For the first time I am aware that to honor the date on which the Universal Declaration of Human Rights was enacted can be risky. The visit from “the comrades” and “the factors” last week opened a parenthesis of threats that can range from instilling fear to physical action. I do not know what will happen tomorrow and I would like that nothing happens, but any action against peaceful people who want a thriving and diverse country, would confirm the need to expose once again a government that says it champions the Human Rights “it defends” while ignoring those it disrespects.

In the imaginations of much of the world, Cuba remains an alternative where altruistic citizens build the social project of the future. Cubans in reaction, for so many years, have constructed a Piranesian project. We are suspicious and it has brought out the worse in us, stirring up rich vs. poor, homosexuals vs. heterosexuals, religious vs. atheists, exiles vs. those on the island.

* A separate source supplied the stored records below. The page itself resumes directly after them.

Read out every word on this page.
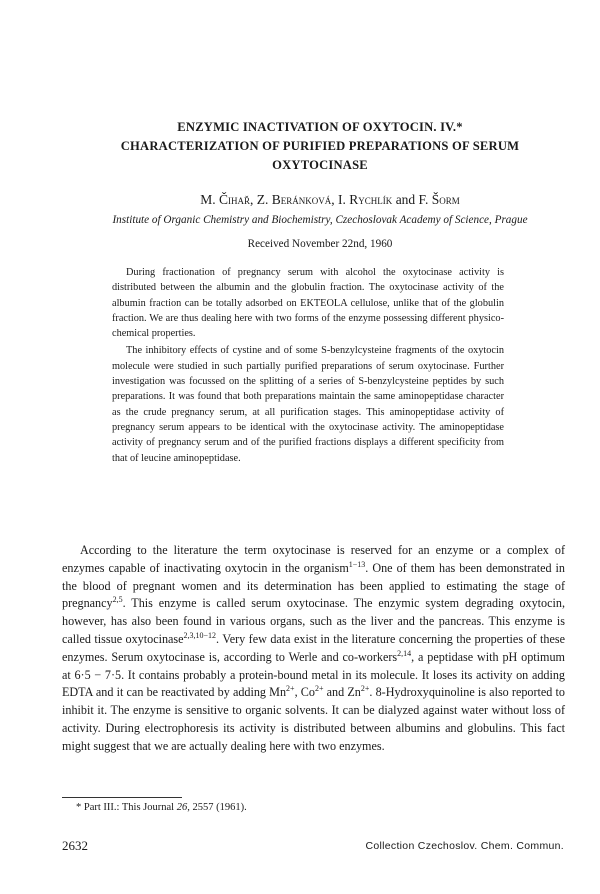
ENZYMIC INACTIVATION OF OXYTOCIN. IV.*
CHARACTERIZATION OF PURIFIED PREPARATIONS OF SERUM
OXYTOCINASE
M. Čihař, Z. Beránková, I. Rychlík and F. Šorm
Institute of Organic Chemistry and Biochemistry, Czechoslovak Academy of Science, Prague
Received November 22nd, 1960

During fractionation of pregnancy serum with alcohol the oxytocinase activity is distributed between the albumin and the globulin fraction. The oxytocinase activity of the albumin fraction can be totally adsorbed on EKTEOLA cellulose, unlike that of the globulin fraction. We are thus dealing here with two forms of the enzyme possessing different physico-chemical properties.

The inhibitory effects of cystine and of some S-benzylcysteine fragments of the oxytocin molecule were studied in such partially purified preparations of serum oxytocinase. Further investigation was focussed on the splitting of a series of S-benzylcysteine peptides by such preparations. It was found that both preparations maintain the same aminopeptidase character as the crude pregnancy serum, at all purification stages. This aminopeptidase activity of pregnancy serum appears to be identical with the oxytocinase activity. The aminopeptidase activity of pregnancy serum and of the purified fractions displays a different specificity from that of leucine aminopeptidase.

According to the literature the term oxytocinase is reserved for an enzyme or a complex of enzymes capable of inactivating oxytocin in the organism$^{1-13}$. One of them has been demonstrated in the blood of pregnant women and its determination has been applied to estimating the stage of pregnancy$^{2,5}$. This enzyme is called serum oxytocinase. The enzymic system degrading oxytocin, however, has also been found in various organs, such as the liver and the pancreas. This enzyme is called tissue oxytocinase$^{2,3,10-12}$. Very few data exist in the literature concerning the properties of these enzymes. Serum oxytocinase is, according to Werle and co-workers$^{2,14}$, a peptidase with pH optimum at 6·5 − 7·5. It contains probably a protein-bound metal in its molecule. It loses its activity on adding EDTA and it can be reactivated by adding $Mn^{2+}$, $Co^{2+}$ and $Zn^{2+}$. 8-Hydroxyquinoline is also reported to inhibit it. The enzyme is sensitive to organic solvents. It can be dialyzed against water without loss of activity. During electrophoresis its activity is distributed between albumins and globulins. This fact might suggest that we are actually dealing here with two enzymes.

* Part III.: This Journal 26, 2557 (1961).
2632	Collection Czechoslov. Chem. Commun.
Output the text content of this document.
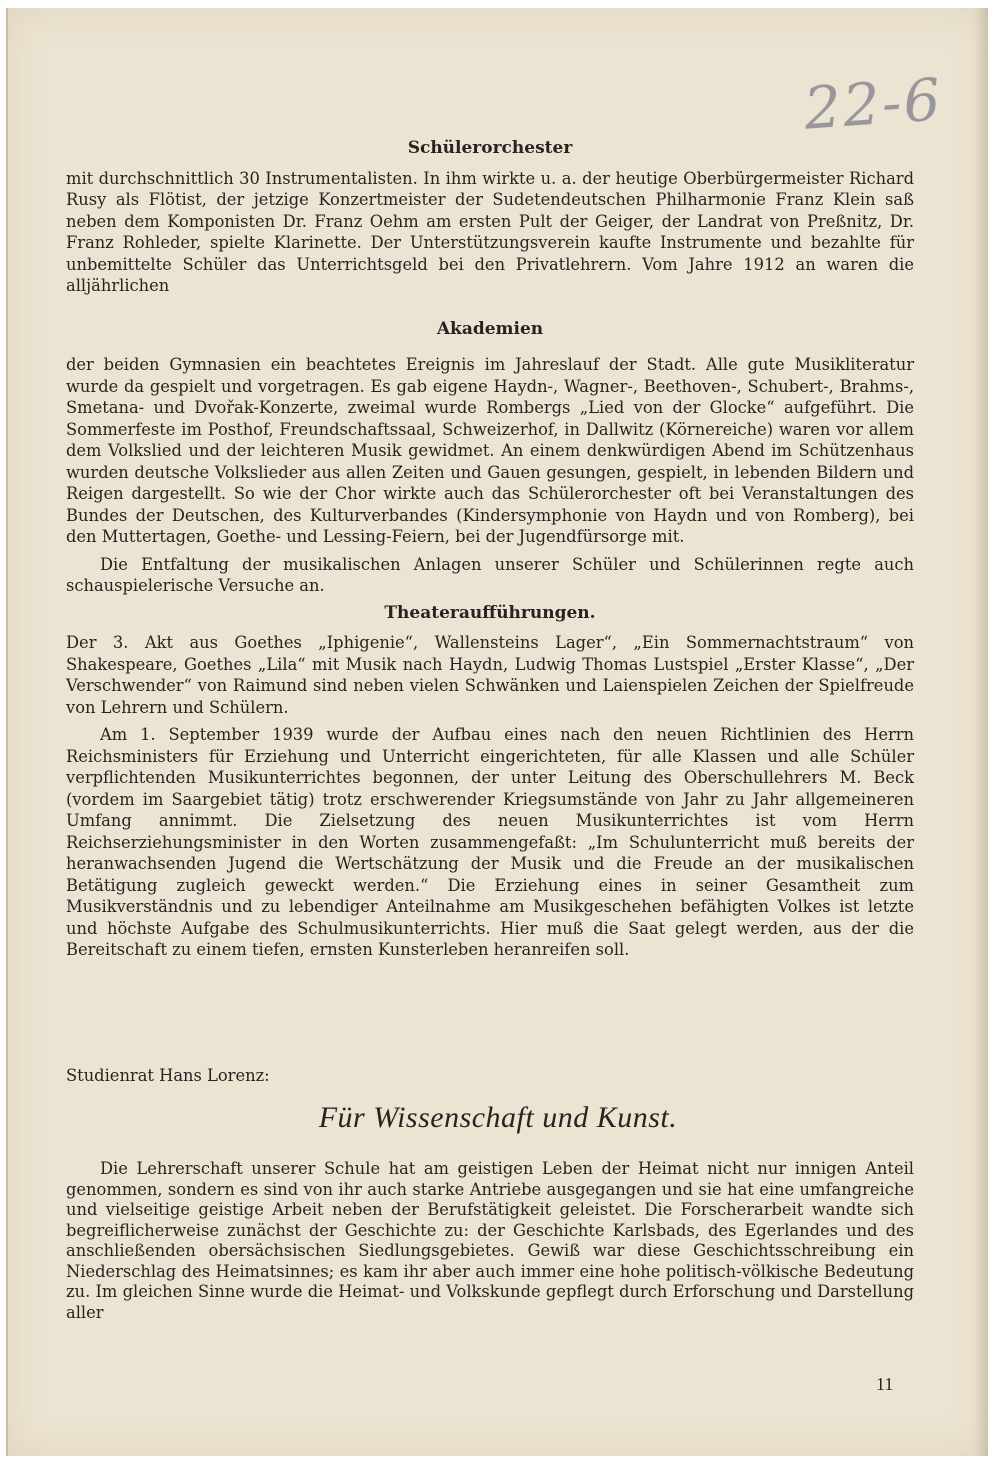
22-6

Schülerorchester

mit durchschnittlich 30 Instrumentalisten. In ihm wirkte u. a. der heutige Oberbürgermeister Richard Rusy als Flötist, der jetzige Konzertmeister der Sudetendeutschen Philharmonie Franz Klein saß neben dem Komponisten Dr. Franz Oehm am ersten Pult der Geiger, der Landrat von Preßnitz, Dr. Franz Rohleder, spielte Klarinette. Der Unterstützungsverein kaufte Instrumente und bezahlte für unbemittelte Schüler das Unterrichtsgeld bei den Privatlehrern. Vom Jahre 1912 an waren die alljährlichen

Akademien

der beiden Gymnasien ein beachtetes Ereignis im Jahreslauf der Stadt. Alle gute Musikliteratur wurde da gespielt und vorgetragen. Es gab eigene Haydn-, Wagner-, Beethoven-, Schubert-, Brahms-, Smetana- und Dvořak-Konzerte, zweimal wurde Rombergs „Lied von der Glocke“ aufgeführt. Die Sommerfeste im Posthof, Freundschaftssaal, Schweizerhof, in Dallwitz (Körnereiche) waren vor allem dem Volkslied und der leichteren Musik gewidmet. An einem denkwürdigen Abend im Schützenhaus wurden deutsche Volkslieder aus allen Zeiten und Gauen gesungen, gespielt, in lebenden Bildern und Reigen dargestellt. So wie der Chor wirkte auch das Schülerorchester oft bei Veranstaltungen des Bundes der Deutschen, des Kulturverbandes (Kindersymphonie von Haydn und von Romberg), bei den Muttertagen, Goethe- und Lessing-Feiern, bei der Jugendfürsorge mit.

Die Entfaltung der musikalischen Anlagen unserer Schüler und Schülerinnen regte auch schauspielerische Versuche an.

Theateraufführungen.

Der 3. Akt aus Goethes „Iphigenie“, Wallensteins Lager“, „Ein Sommernachtstraum“ von Shakespeare, Goethes „Lila“ mit Musik nach Haydn, Ludwig Thomas Lustspiel „Erster Klasse“, „Der Verschwender“ von Raimund sind neben vielen Schwänken und Laienspielen Zeichen der Spielfreude von Lehrern und Schülern.

Am 1. September 1939 wurde der Aufbau eines nach den neuen Richtlinien des Herrn Reichsministers für Erziehung und Unterricht eingerichteten, für alle Klassen und alle Schüler verpflichtenden Musikunterrichtes begonnen, der unter Leitung des Oberschullehrers M. Beck (vordem im Saargebiet tätig) trotz erschwerender Kriegsumstände von Jahr zu Jahr allgemeineren Umfang annimmt. Die Zielsetzung des neuen Musikunterrichtes ist vom Herrn Reichserziehungsminister in den Worten zusammengefaßt: „Im Schulunterricht muß bereits der heranwachsenden Jugend die Wertschätzung der Musik und die Freude an der musikalischen Betätigung zugleich geweckt werden.“ Die Erziehung eines in seiner Gesamtheit zum Musikverständnis und zu lebendiger Anteilnahme am Musikgeschehen befähigten Volkes ist letzte und höchste Aufgabe des Schulmusikunterrichts. Hier muß die Saat gelegt werden, aus der die Bereitschaft zu einem tiefen, ernsten Kunsterleben heranreifen soll.

Studienrat Hans Lorenz:
Für Wissenschaft und Kunst.

Die Lehrerschaft unserer Schule hat am geistigen Leben der Heimat nicht nur innigen Anteil genommen, sondern es sind von ihr auch starke Antriebe ausgegangen und sie hat eine umfangreiche und vielseitige geistige Arbeit neben der Berufstätigkeit geleistet. Die Forscherarbeit wandte sich begreiflicherweise zunächst der Geschichte zu: der Geschichte Karlsbads, des Egerlandes und des anschließenden obersächsischen Siedlungsgebietes. Gewiß war diese Geschichtsschreibung ein Niederschlag des Heimatsinnes; es kam ihr aber auch immer eine hohe politisch-völkische Bedeutung zu. Im gleichen Sinne wurde die Heimat- und Volkskunde gepflegt durch Erforschung und Darstellung aller

11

It would seem these differences are surmountable, but since the government continues to instigate the “good citizens” against the dissidents, and meanwhile the dissidence and different concepts of freedom are criminalized, it remains an unfinished task.

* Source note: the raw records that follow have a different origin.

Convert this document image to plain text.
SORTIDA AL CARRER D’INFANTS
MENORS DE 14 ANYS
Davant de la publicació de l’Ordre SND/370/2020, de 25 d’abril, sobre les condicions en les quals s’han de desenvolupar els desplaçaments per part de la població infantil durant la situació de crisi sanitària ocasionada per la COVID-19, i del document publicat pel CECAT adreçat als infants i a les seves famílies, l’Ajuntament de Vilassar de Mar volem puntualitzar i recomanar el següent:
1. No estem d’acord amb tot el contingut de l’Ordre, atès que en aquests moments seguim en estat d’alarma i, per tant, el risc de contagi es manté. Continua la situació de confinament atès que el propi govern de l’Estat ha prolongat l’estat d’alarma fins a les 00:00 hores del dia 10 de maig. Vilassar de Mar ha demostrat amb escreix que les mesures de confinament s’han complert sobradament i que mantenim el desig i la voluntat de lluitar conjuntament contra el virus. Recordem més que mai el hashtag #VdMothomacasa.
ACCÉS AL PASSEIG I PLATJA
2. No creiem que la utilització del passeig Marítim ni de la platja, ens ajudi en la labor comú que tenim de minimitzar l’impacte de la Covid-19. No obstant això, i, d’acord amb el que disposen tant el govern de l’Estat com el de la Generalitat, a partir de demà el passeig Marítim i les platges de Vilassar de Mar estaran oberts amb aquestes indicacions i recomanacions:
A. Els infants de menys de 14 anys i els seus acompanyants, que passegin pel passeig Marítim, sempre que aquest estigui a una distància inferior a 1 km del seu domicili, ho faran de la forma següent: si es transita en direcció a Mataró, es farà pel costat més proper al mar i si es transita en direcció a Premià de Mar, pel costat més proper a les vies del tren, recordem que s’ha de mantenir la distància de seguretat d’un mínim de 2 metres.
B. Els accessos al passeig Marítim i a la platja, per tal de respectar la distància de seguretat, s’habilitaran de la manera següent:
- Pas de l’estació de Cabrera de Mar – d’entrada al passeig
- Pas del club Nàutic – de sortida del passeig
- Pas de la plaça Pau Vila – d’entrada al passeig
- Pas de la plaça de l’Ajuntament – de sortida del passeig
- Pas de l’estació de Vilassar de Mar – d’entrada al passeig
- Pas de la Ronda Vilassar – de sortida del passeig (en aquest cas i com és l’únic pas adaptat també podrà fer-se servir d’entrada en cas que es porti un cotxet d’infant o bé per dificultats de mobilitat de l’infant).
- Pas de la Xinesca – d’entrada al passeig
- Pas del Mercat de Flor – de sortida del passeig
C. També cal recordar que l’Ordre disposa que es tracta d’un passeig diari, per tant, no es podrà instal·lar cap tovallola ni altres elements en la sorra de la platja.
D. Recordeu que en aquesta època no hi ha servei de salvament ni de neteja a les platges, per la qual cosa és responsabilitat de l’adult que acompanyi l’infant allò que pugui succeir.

Because it has the means, the government can ban meetings and even imprison activists. But new faces will continue to appear, because the objective conditions exist and in the sleep society there is a secret will for change. A quick look at those who enter the visa lottery, to go to the United States, those who have abandoned and continue to abandon the national territory in all directions — including those who have lost their lives in the attempt — the women who put off giving birth and the couples who barely conceive one child; those who vote blank ballots or annul their ballots or don’t vote at all, those who daily steal from the State by action of omission. People without confidence in the successive promises. It is an enormous subjective figure. Subjective, but as weighty as a plebiscite.

State Security possess all the information about the internal situation, how it’s analyzed and what patterns it shows remain to be seen. Tomorrow we will have a preview.